Please be extremely careful and investigate these "buyers" like your life depends on it. As a minimum I would want complete credit histories for ALL adults signing the contract, verifiable employment histories, two past addresses with verifiable contact information from prior landlords, and criminal background checks. Sounds paranoid? Well hopefully it does. OTOH, we watched close friends of ours suffer through years of hell in a similar deal. The buyers were flat out professional con artists who even went to the trouble of providing FAKE references, with contact #s of associates, who provided great referrals for job and rental histories. Once the criminals moved in, the horror started. It took five years to get them evicted! They even sued the owner, claiming construction defects in a house that they failed to pay any rent on. As these criminals were running out of time, they got a local builder to build them a new home, with bank financing. Certainly, this type of crime is the exception, but the fact is that it can be avoided, and your financial future depends on you protecting yourself. BTW, don't ever count on a realtor to protect you in a situation like this. The average realtor has one thing in mind, dollars in their pocket. The house is dying on the market and somebody shows up with a possible deal? They will tell you anything you want to hear. I build and sell homes for a living. I simply refuse ANY owner financing, rent to own, or contingency deal proposals any realtor attempts to sell to me. If a deal is worth doing, there is a bank that will do it. Good luck and be careful.


----------



## scholtefamily (Feb 25, 2010)

I agree with tiogacounty. We moved over a year ago and rented out our old house for about 14 months. These were very nice people that we really liked. Unfortunately they were unable to pay us the rent a few times and were always late and usually short when they did pay. It was quite a nightmare. We recently asked them to leave and they did, but our house is trashed. It's really sad to see someone destroy a house that you love and have taken good care of. We put the house up for sale a few months ago. Today the realtor called and said she has someone interested to come look at the house. That's exciting............right before she hung up she said they would be a rent with option to buy client. NO THANKS!!! The mess the last renters left is far too fresh for me to do that again. I wish you the best of luck, just be careful.......and it sounds like you are.


----------



## grandmajo (Mar 25, 2008)

I'm another that agrees with tiogacounty. You want to make sure that you check these people out really, really well. When my DH and I got married, he moved into my house and we were going to rent his house in another town. We used an online service that checked employment history, credit history and history of addresses. I also did a criminal background check. We had one guy who wanted to make the deposit right there on the spot in cash, so that he and his sons could move in right away. We told him we had to have him fill out the rental application first. He did, but left some things blank. Funny thing was though, he kept telling us that money was no problem. We ran the checks on him and found out why. He had numerous judgements against him, if I remember right something like 10 within the previous 24 months for non-payment of different kinds of bills. Also, he and one of his sons had been in prison for arsen, in fact he'd been in prison 2 times for it.

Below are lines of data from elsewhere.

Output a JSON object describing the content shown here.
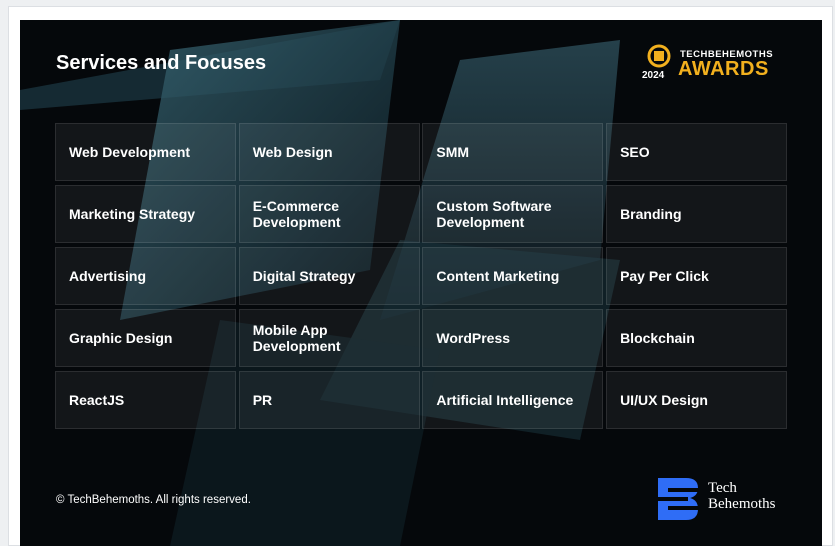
{
  "header": {
    "title": "Services and Focuses"
  },
  "awards": {
    "brand": "TECHBEHEMOTHS",
    "year": "2024",
    "label": "AWARDS"
  },
  "grid": {
    "cells": [
      "Web Development",
      "Web Design",
      "SMM",
      "SEO",
      "Marketing Strategy",
      "E-Commerce Development",
      "Custom Software Development",
      "Branding",
      "Advertising",
      "Digital Strategy",
      "Content Marketing",
      "Pay Per Click",
      "Graphic Design",
      "Mobile App Development",
      "WordPress",
      "Blockchain",
      "ReactJS",
      "PR",
      "Artificial Intelligence",
      "UI/UX Design"
    ]
  },
  "footer": {
    "copyright": "© TechBehemoths. All rights reserved.",
    "logo": [
      "Tech",
      "Behemoths"
    ]
  }
}
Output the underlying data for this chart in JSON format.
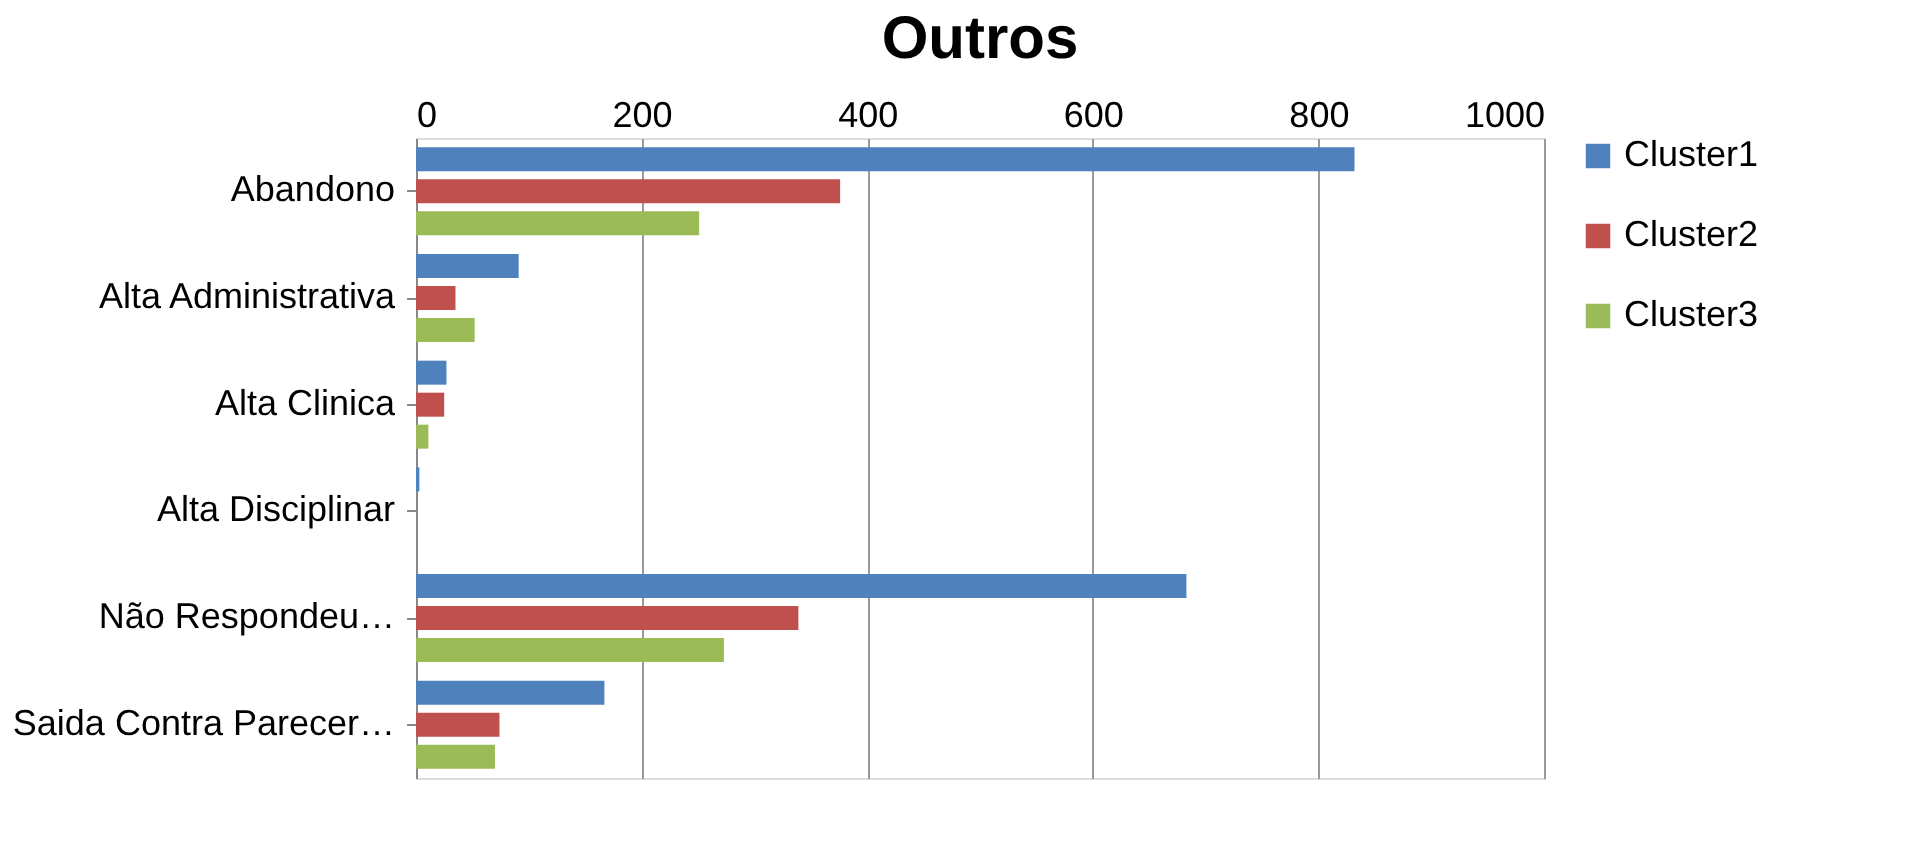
{
  "chart_data": {
    "type": "bar",
    "orientation": "horizontal",
    "title": "Outros",
    "categories": [
      "Abandono",
      "Alta Administrativa",
      "Alta Clinica",
      "Alta Disciplinar",
      "Não Respondeu…",
      "Saida Contra Parecer…"
    ],
    "series": [
      {
        "name": "Cluster1",
        "color": "#4f81bd",
        "values": [
          832,
          91,
          27,
          3,
          683,
          167
        ]
      },
      {
        "name": "Cluster2",
        "color": "#c0504d",
        "values": [
          376,
          35,
          25,
          0,
          339,
          74
        ]
      },
      {
        "name": "Cluster3",
        "color": "#9bbb59",
        "values": [
          251,
          52,
          11,
          0,
          273,
          70
        ]
      }
    ],
    "xlim": [
      0,
      1000
    ],
    "xticks": [
      0,
      200,
      400,
      600,
      800,
      1000
    ],
    "grid": "x",
    "legend": "right"
  }
}
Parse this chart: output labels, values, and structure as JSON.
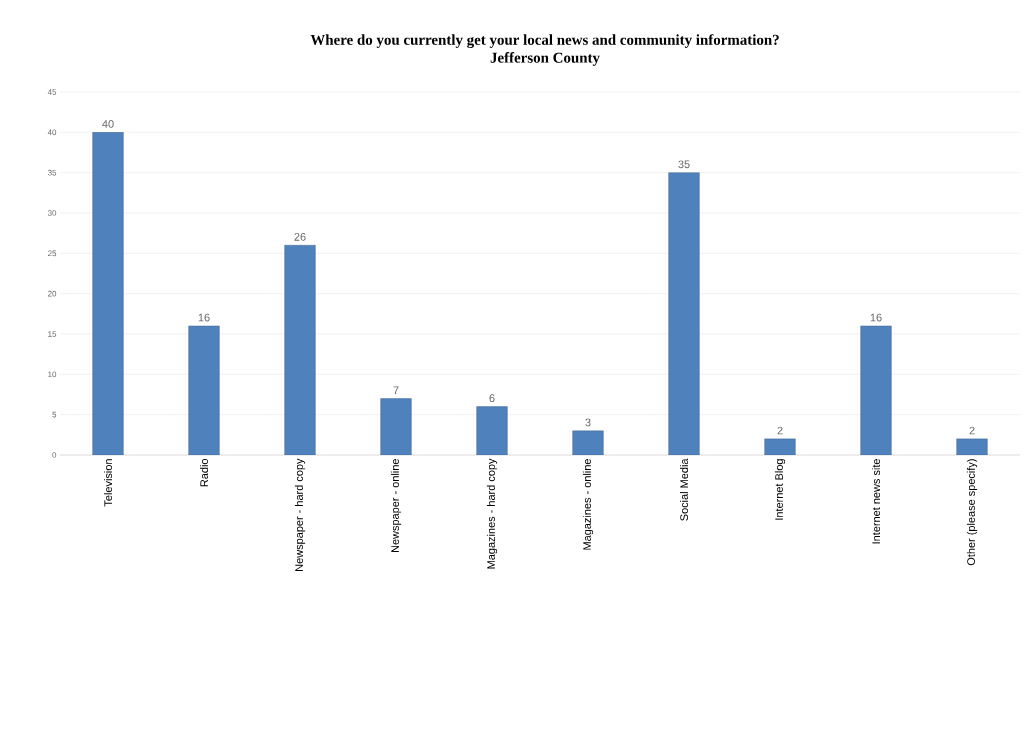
{
  "chart_data": {
    "type": "bar",
    "title": "Where do you currently get your local news and community information?",
    "subtitle": "Jefferson County",
    "categories": [
      "Television",
      "Radio",
      "Newspaper - hard copy",
      "Newspaper - online",
      "Magazines - hard copy",
      "Magazines - online",
      "Social Media",
      "Internet Blog",
      "Internet news site",
      "Other (please specify)"
    ],
    "values": [
      40,
      16,
      26,
      7,
      6,
      3,
      35,
      2,
      16,
      2
    ],
    "color": "#4f81bd",
    "ylim": [
      0,
      45
    ],
    "yticks": [
      0,
      5,
      10,
      15,
      20,
      25,
      30,
      35,
      40,
      45
    ],
    "grid": "y",
    "data_labels": true
  }
}
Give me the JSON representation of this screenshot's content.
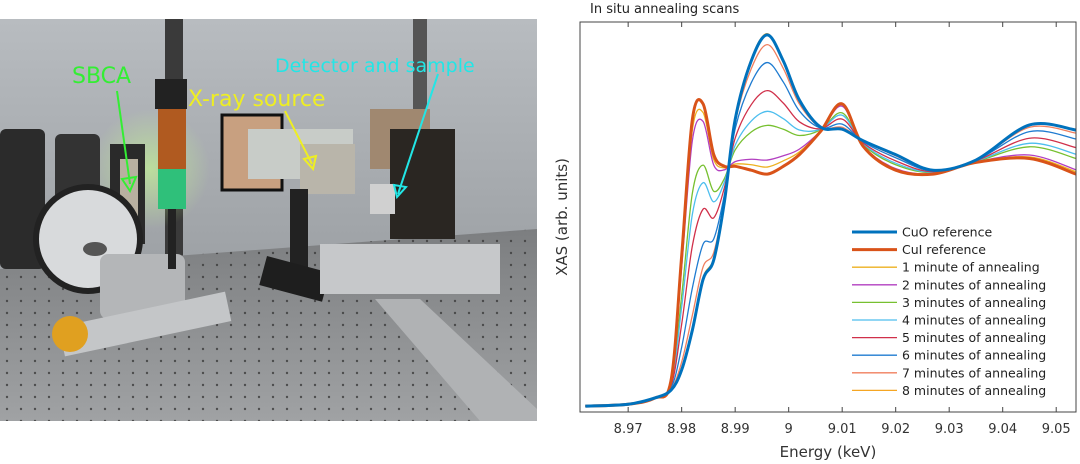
{
  "photo": {
    "labels": {
      "sbca": "SBCA",
      "xray_source": "X-ray source",
      "detector_sample": "Detector and sample"
    },
    "label_colors": {
      "sbca": "#33ee33",
      "xray_source": "#eeee22",
      "detector_sample": "#22e6e6"
    }
  },
  "chart_data": {
    "type": "line",
    "title": "In situ annealing scans",
    "xlabel": "Energy (keV)",
    "ylabel": "XAS (arb. units)",
    "xlim": [
      8.961,
      9.0537
    ],
    "ylim": [
      0,
      1
    ],
    "xticks": [
      8.97,
      8.98,
      8.99,
      9,
      9.01,
      9.02,
      9.03,
      9.04,
      9.05
    ],
    "xtick_labels": [
      "8.97",
      "8.98",
      "8.99",
      "9",
      "9.01",
      "9.02",
      "9.03",
      "9.04",
      "9.05"
    ],
    "grid": false,
    "legend_position": "bottom-right",
    "x": [
      8.962,
      8.97,
      8.975,
      8.978,
      8.98,
      8.982,
      8.984,
      8.986,
      8.988,
      8.99,
      8.993,
      8.996,
      8.999,
      9.002,
      9.006,
      9.01,
      9.014,
      9.02,
      9.027,
      9.035,
      9.045,
      9.0537
    ],
    "series": [
      {
        "name": "CuO reference",
        "color": "#0072BD",
        "width": 3,
        "values": [
          0.015,
          0.02,
          0.036,
          0.056,
          0.108,
          0.21,
          0.34,
          0.39,
          0.54,
          0.75,
          0.9,
          0.967,
          0.9,
          0.8,
          0.73,
          0.725,
          0.695,
          0.66,
          0.62,
          0.646,
          0.736,
          0.723
        ]
      },
      {
        "name": "CuI reference",
        "color": "#D95319",
        "width": 3,
        "values": [
          0.015,
          0.02,
          0.036,
          0.08,
          0.4,
          0.75,
          0.79,
          0.66,
          0.63,
          0.63,
          0.62,
          0.61,
          0.63,
          0.66,
          0.72,
          0.79,
          0.68,
          0.62,
          0.61,
          0.64,
          0.65,
          0.61
        ]
      },
      {
        "name": "1 minute of annealing",
        "color": "#EDB120",
        "width": 1.3,
        "values": [
          0.015,
          0.02,
          0.036,
          0.079,
          0.385,
          0.723,
          0.768,
          0.647,
          0.626,
          0.636,
          0.634,
          0.628,
          0.644,
          0.667,
          0.72,
          0.787,
          0.681,
          0.622,
          0.61,
          0.64,
          0.654,
          0.616
        ]
      },
      {
        "name": "2 minutes of annealing",
        "color": "#B23FC0",
        "width": 1.3,
        "values": [
          0.015,
          0.02,
          0.036,
          0.078,
          0.371,
          0.696,
          0.745,
          0.633,
          0.621,
          0.642,
          0.648,
          0.646,
          0.657,
          0.674,
          0.721,
          0.784,
          0.682,
          0.624,
          0.611,
          0.641,
          0.659,
          0.621
        ]
      },
      {
        "name": "3 minutes of annealing",
        "color": "#77C030",
        "width": 1.3,
        "values": [
          0.015,
          0.02,
          0.036,
          0.072,
          0.298,
          0.561,
          0.633,
          0.566,
          0.599,
          0.672,
          0.718,
          0.735,
          0.725,
          0.709,
          0.724,
          0.767,
          0.685,
          0.634,
          0.614,
          0.642,
          0.68,
          0.65
        ]
      },
      {
        "name": "4 minutes of annealing",
        "color": "#4DBEEE",
        "width": 1.3,
        "values": [
          0.015,
          0.02,
          0.036,
          0.069,
          0.269,
          0.507,
          0.588,
          0.539,
          0.59,
          0.684,
          0.746,
          0.771,
          0.752,
          0.723,
          0.725,
          0.761,
          0.687,
          0.638,
          0.615,
          0.643,
          0.689,
          0.661
        ]
      },
      {
        "name": "5 minutes of annealing",
        "color": "#D0304A",
        "width": 1.3,
        "values": [
          0.015,
          0.02,
          0.036,
          0.066,
          0.225,
          0.426,
          0.52,
          0.498,
          0.576,
          0.702,
          0.788,
          0.824,
          0.792,
          0.744,
          0.726,
          0.751,
          0.689,
          0.644,
          0.616,
          0.644,
          0.702,
          0.678
        ]
      },
      {
        "name": "6 minutes of annealing",
        "color": "#1F7BD0",
        "width": 1.3,
        "values": [
          0.015,
          0.02,
          0.036,
          0.061,
          0.166,
          0.318,
          0.43,
          0.444,
          0.558,
          0.726,
          0.844,
          0.896,
          0.846,
          0.772,
          0.728,
          0.738,
          0.692,
          0.652,
          0.618,
          0.645,
          0.719,
          0.7
        ]
      },
      {
        "name": "7 minutes of annealing",
        "color": "#F07F5E",
        "width": 1.3,
        "values": [
          0.015,
          0.02,
          0.036,
          0.058,
          0.128,
          0.248,
          0.372,
          0.409,
          0.546,
          0.742,
          0.88,
          0.942,
          0.881,
          0.79,
          0.729,
          0.73,
          0.694,
          0.657,
          0.619,
          0.646,
          0.73,
          0.715
        ]
      },
      {
        "name": "8 minutes of annealing",
        "color": "#F5A623",
        "width": 1.3,
        "values": [
          0.015,
          0.02,
          0.036,
          0.056,
          0.11,
          0.215,
          0.345,
          0.395,
          0.545,
          0.755,
          0.905,
          0.97,
          0.9,
          0.8,
          0.73,
          0.725,
          0.695,
          0.66,
          0.62,
          0.646,
          0.736,
          0.723
        ]
      }
    ]
  }
}
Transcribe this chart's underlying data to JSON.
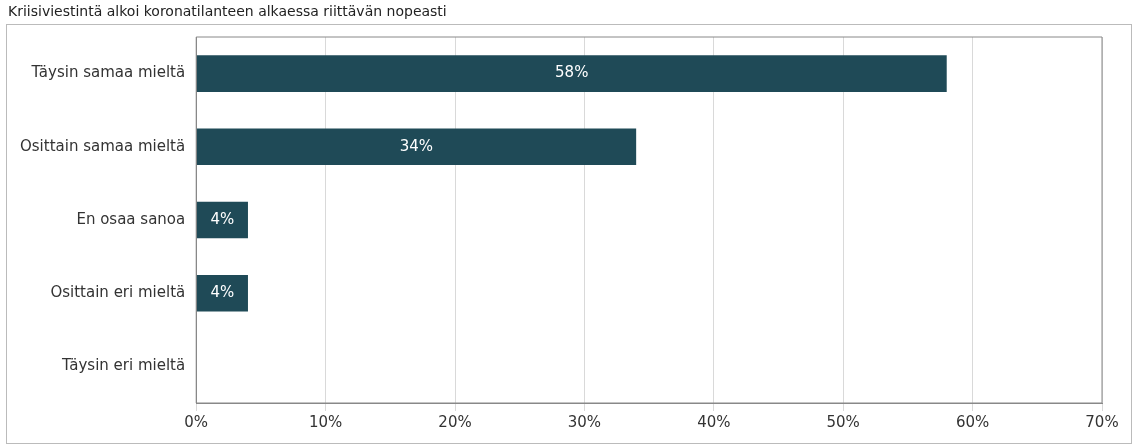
{
  "chart_data": {
    "type": "bar",
    "orientation": "horizontal",
    "title": "Kriisiviestintä alkoi koronatilanteen alkaessa riittävän nopeasti",
    "categories": [
      "Täysin samaa mieltä",
      "Osittain samaa mieltä",
      "En osaa sanoa",
      "Osittain eri mieltä",
      "Täysin eri mieltä"
    ],
    "values": [
      58,
      34,
      4,
      4,
      0
    ],
    "value_labels": [
      "58%",
      "34%",
      "4%",
      "4%",
      null
    ],
    "color": "#1f4a57",
    "xlim": [
      0,
      70
    ],
    "xticks": [
      {
        "value": 0,
        "label": "0%"
      },
      {
        "value": 10,
        "label": "10%"
      },
      {
        "value": 20,
        "label": "20%"
      },
      {
        "value": 30,
        "label": "30%"
      },
      {
        "value": 40,
        "label": "40%"
      },
      {
        "value": 50,
        "label": "50%"
      },
      {
        "value": 60,
        "label": "60%"
      },
      {
        "value": 70,
        "label": "70%"
      }
    ],
    "grid": "x"
  }
}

Check them out, then check them out some more and do it one more time.


----------



## tiogacounty (Oct 27, 2005)

Just as a general rule, don't ever let a big pile of cash sway a decision about a rental or lease purchase agreement. Grandmajo reported one angle of this issue, here is another. I have a sister who is in her mid-40s, mentally ill, and a classic product of our social services/ psychobabbler society. She is "disabled", entitled to be supported by a society that owes her everything, and blows every little bit of cash she receives on addictions. My dog has better credit. When her caretaker mother died, my brother and I needed to get her out of the family home. The bro. is a bit slippery and a professional salesman. He approached a developer with a brand new apartment complex for rent and offered a discounted rate for a year of rent, prepaid, in cash. They guy asked for a credit report, and my brother replied, "why, you have ten grand in your hand, who cares?" This guy should of been smarter, and cared, he will regret not caring shortly. The year is almost up, Sis, is a deadbeat addict, "disabled", and has an army of social services "advocates" whipping her butt, and fighting hard to keep her as dependent as they can. Guess who loses here?


----------